L’Etang

D’après Robert Walser par Gisèle Vienne

Cette pièce était très attendue en raison de la notoriété de la metteuse en scène et de celle de l’auteur qui l’a écrite pour sa soeur.

Nous nous retrouvons face à ce milieu blanc qu’est le plateau éclairé
d’une lumière crue. Un lit y a été installé où gisent pêle-mêle les
corps de poupées à taille humaine. Un personnage vient 
tranquillement les prendre l’une après l’autre pour les emporter
vers un ailleurs indéterminé. La scène se prolonge jusqu’à la
disparition  de toutes ces grandes marionnettes pantelantes.

Entreront en scène alors de  » vrais  » personnages interprétés par les
comédiennes Adèle Haenel et Ruth Vega Fernandez. L’histoire
repose pour l’essentiel sur le rapport mère-fils. Ce dernier, Fritz, se
sent mal aimé par sa mère, incompris et décide de faire croire qu’il
va se noyer dans l’étang  proche de leur habitation. Un chantage
affectif parfaitement mis en lumière par le jeu d’Adèle Haenel qui
met son corps en demeure de se tordre de douleur, de chagrin face à
une mère, Ruth Vega Fernandez qui conserve une attitude  stricte
comme en témoigne la raideur de son corps en parfaite
contradiction avec les convulsions du garçon.

C’est une situation pathétique jouée avec componction, lenteur et
peu d’échanges de langage ce qui crée une sorte de malaise et donne
le sentiment de plonger dans un univers étrange plein d’un drame
sous-jacent. Cette atmosphère bizarre est renforcée par le
traitement particulier des voix parfois déformées, amplifiées pour
devenir celle d’un père, d’un frère ou celles d’enfants du voisinage
qu’on ne voit pas et soulignée par les jeux de lumière d’Yves Godin et
tout particulièrement par la musique troublante de Stephen
O’Malley et François Bonnet.

Une perception de la famille gravement mise en question.

Par Marie-Françoise Grislin

 Représentation du 27 novembre 2021
au Maillon

Antigone à Molenbeek & Tirésias

Par Guy Cassiers, directeur artistique du Toneelhuis d’Anvers,
pièce créée en octobre 2020 et recréée en version française.

Après l’adolescent Fritz  de  » L’étang  » nous retrouvons un autre personnage, jeune adulte dans  cette pièce écrite par Stefan Hertmans dont le titre nous intrigue en raison de l’alliance de ces noms Antigone, personnage de l’Antiquité et Mollenbeek, quartier mal famé de Bruxelles.

On comprend vite la possibilité de ce rapprochement quand on voit apparaître Nouria, étudiante en droit qui exprime avec force et véhémence le désir de trouver le corps  de son  » petit frère  » comme elle ne cesse de le nommer, pour pouvoir l’enterrer.

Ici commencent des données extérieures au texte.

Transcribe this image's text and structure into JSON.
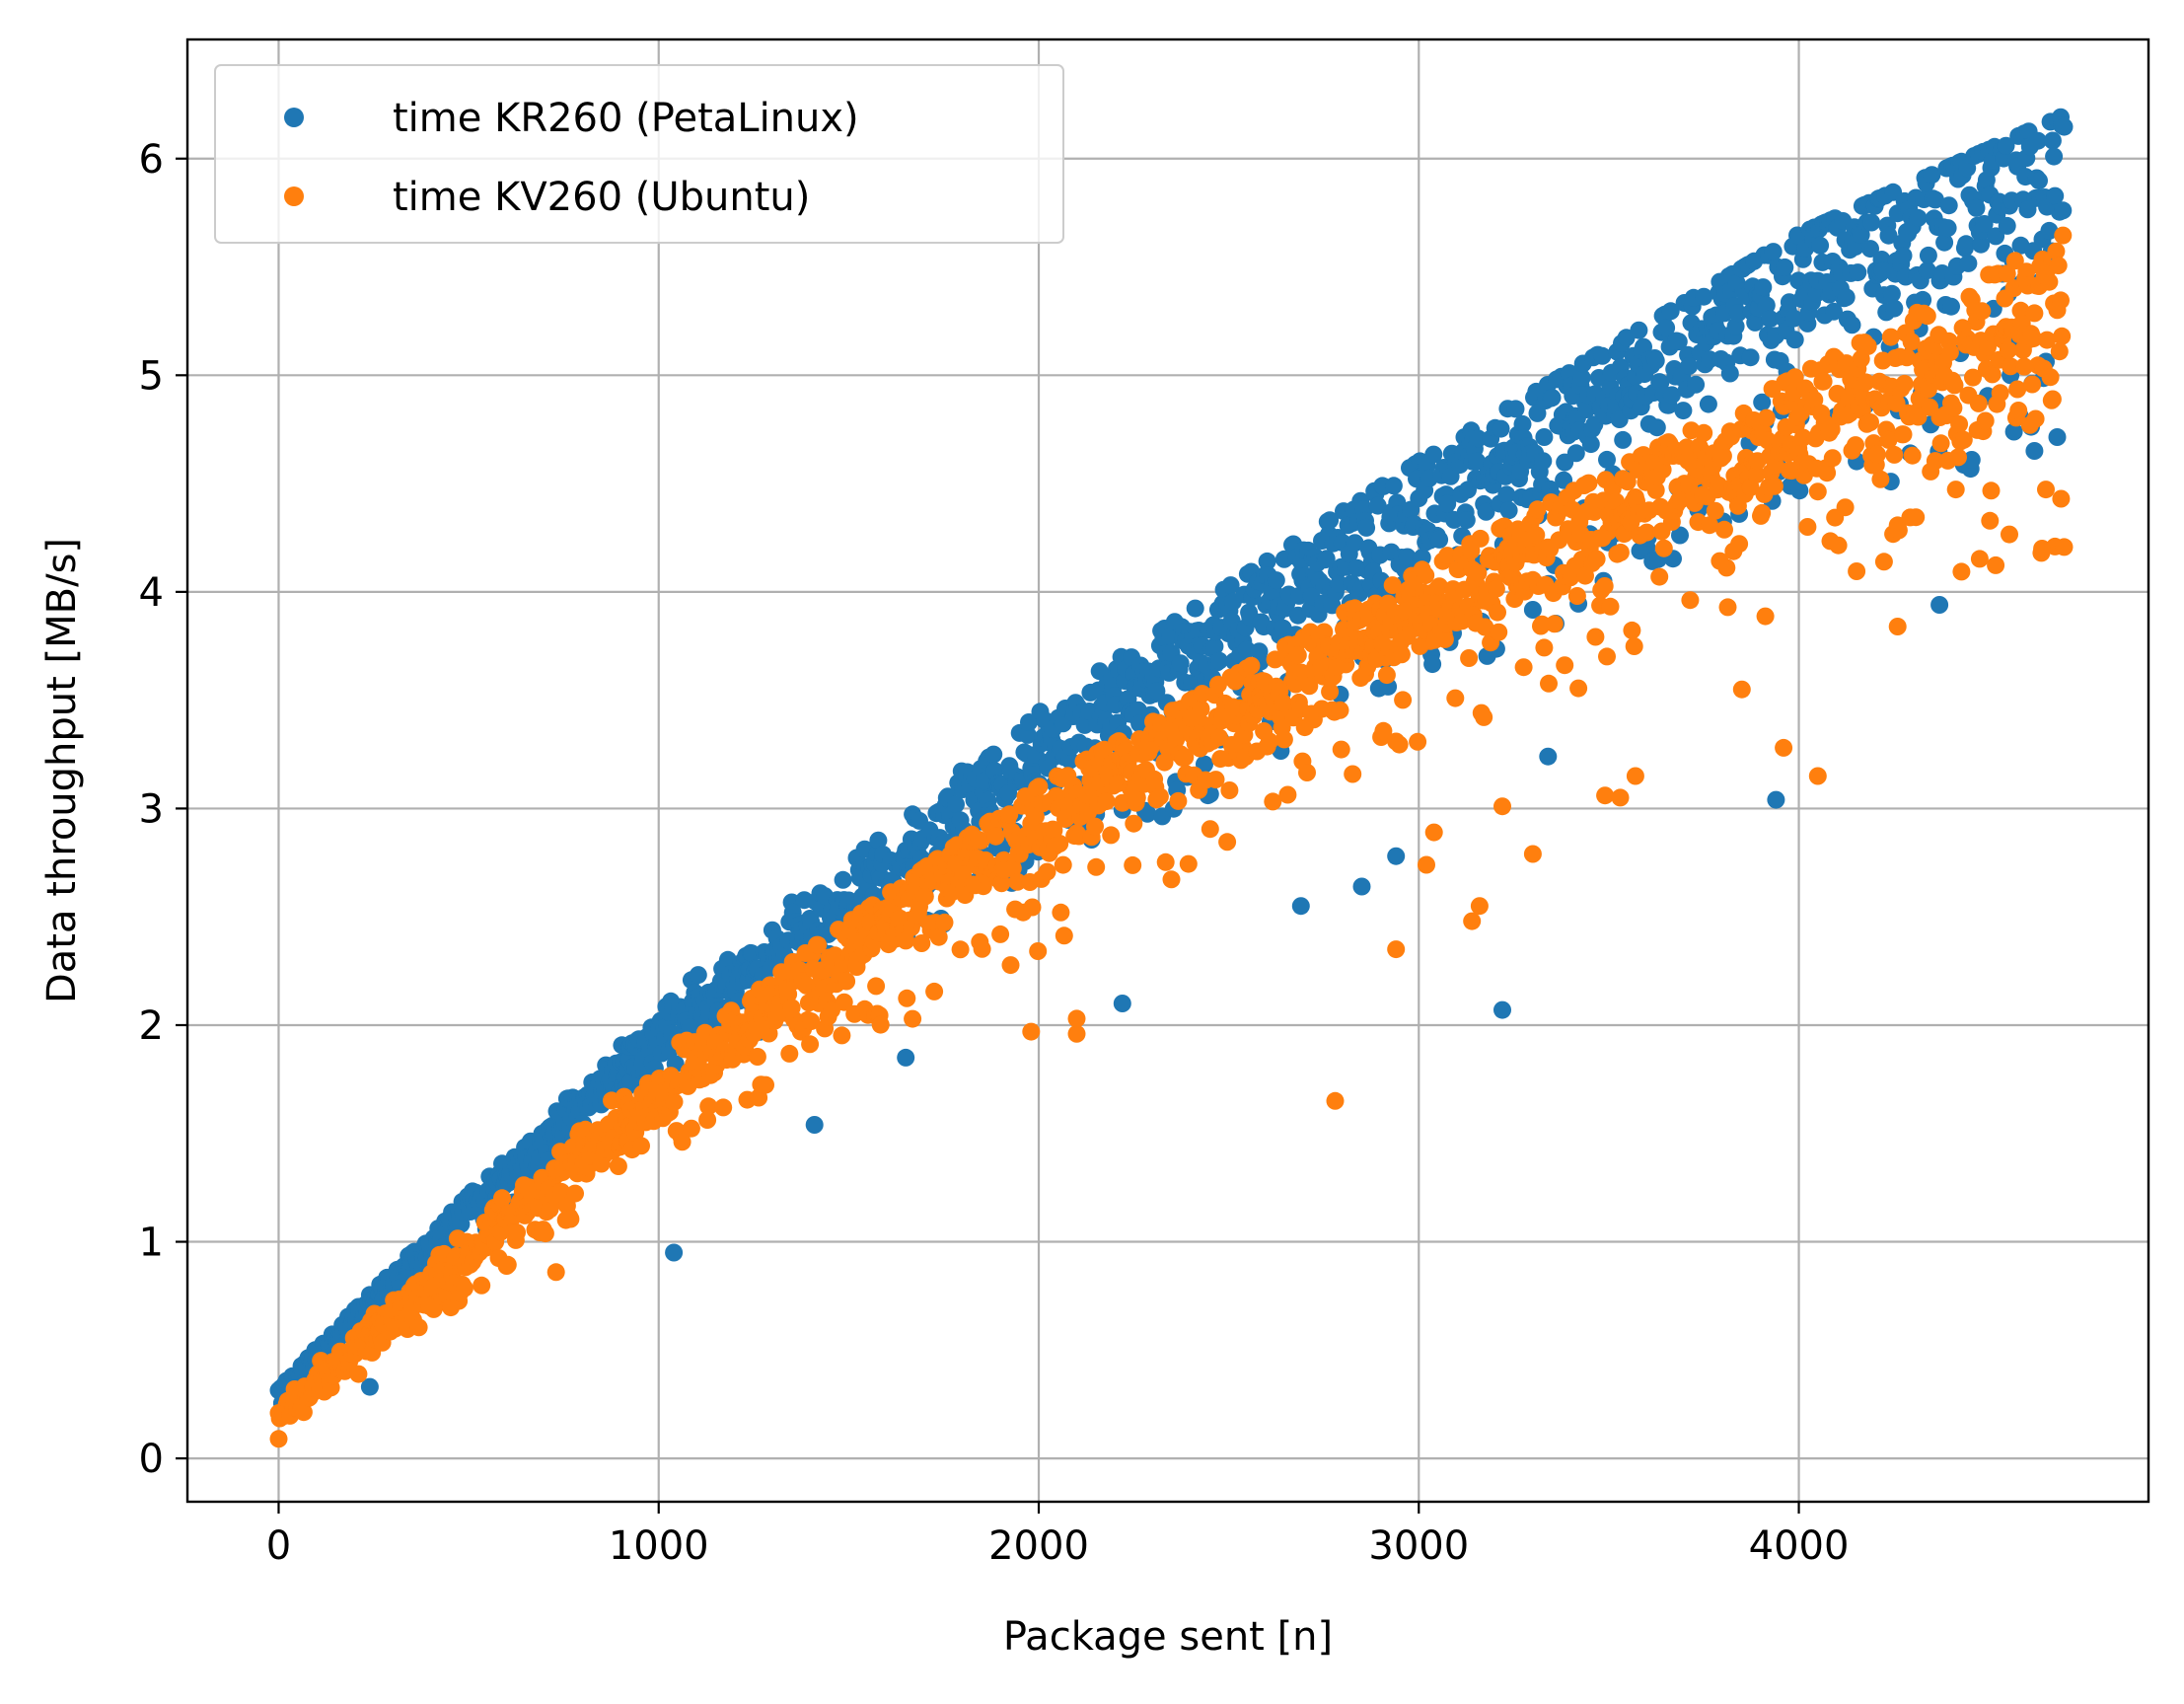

Ce sera son leitmotiv.

A cette demande sans cesse réitérée auprès de la police il lui sera répondu systématiquement qu’on ne sait pas, qu’on n’a pas d’élément pour lui dire où il se trouve et que de toute façon, étant donné qu’il est un jihadiste donc un ennemi public, un traître, il ne mérite aucune attention. Elle refuse ce  » portrait  » qu’on fait de lui, maintenant qu’il est pour elle et restera son  » petit frère « .

Ayant perçu qu’il existe dans la ville un Institut Médicolégal, elle
réussit à s’y introduire. La vidéo de Charlotte Bouckaert nous
permet de suivre son exploration des lieux et de lire sur son visage
en gros plan l’émotion qu’elle ressent quand, ayant ouvert différents
tiroirs, elle y trouve les restes de son frère. Elle sera mise en procès,
punie d’avoir pénétré ces lieux par effraction et évoquera alors le
droit mémorial qui l’a conduite à rechercher ce corps pour lui rendre
les derniers hommages.

Ainsi revit-on à travers le parcours de cette jeune fille d’aujourd’hui
une histoire semblable à celle qui se produisit dans l’Antiquité où,
selon la mythologie, l’Antigone d’alors  mit sa vie en péril pour
donner une sépulture à son frère Polynice banni de la cité.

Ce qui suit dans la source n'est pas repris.